Wobei – beim 1. FC Köln durchfährt man auch schlimmste Stürme gelassen. Man habe versucht, „immer Ruhe auszustrahlen, in stürmischen Zeiten voranzugehen und vor allem Kurs zu halten“, heißt es wörtlich, „weil wir als FC-Familie mit Euch gemeinsam den oftmals herausfordernden Lernprozess meistern möchten, uns künftig nicht mehr von den kurzfristigen Emotionen des Tagesgeschäfts leiten zu lassen“.
Was nach dem Sturm bleibt, sind blendende Aussichten. Man räumte zwar ein, dass der Abstieg vielleicht vermeidbar gewesen wäre, hätte man den „knallharten Sparkurs“ angepasst. Aber wer weiß das schon: „Eine Garantie gibt es dafür aber bis heute nicht“, schrieb das Präsidium. Vor der Mitgliederversammlung im September hatte man noch anders gesprochen: „Die Sanierung an sich war alternativlos, das Tempo war zu hoch – das kann man rückblickend so sehen“, hatte Vizepräsident Eckhard Sauren dem „Kölner Stadt-Anzeiger“ erklärt. Drei Siege in Folge haben ihre Wirkung offenbar nicht verfehlt. Man ist rückwirkend wieder überzeugt.

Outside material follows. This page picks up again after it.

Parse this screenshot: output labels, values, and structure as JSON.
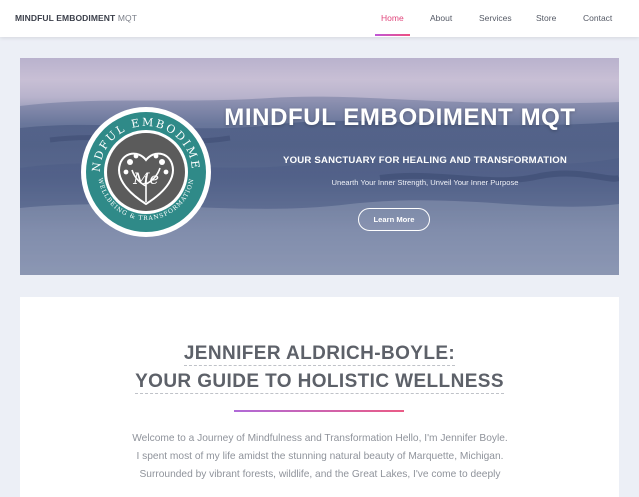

Das Scouting sei neu aufgestellt, eine einheitliche Spielidee formuliert. Am Geißbockheim hat man nach Jahrzehnten des Stillstands im Bestand renoviert. Die Umsätze in Sponsoring, Ticketing und Merchandising seien „genauso erstligareif wie die ungebrochene Liebe von Euch Fans und Mitgliedern“.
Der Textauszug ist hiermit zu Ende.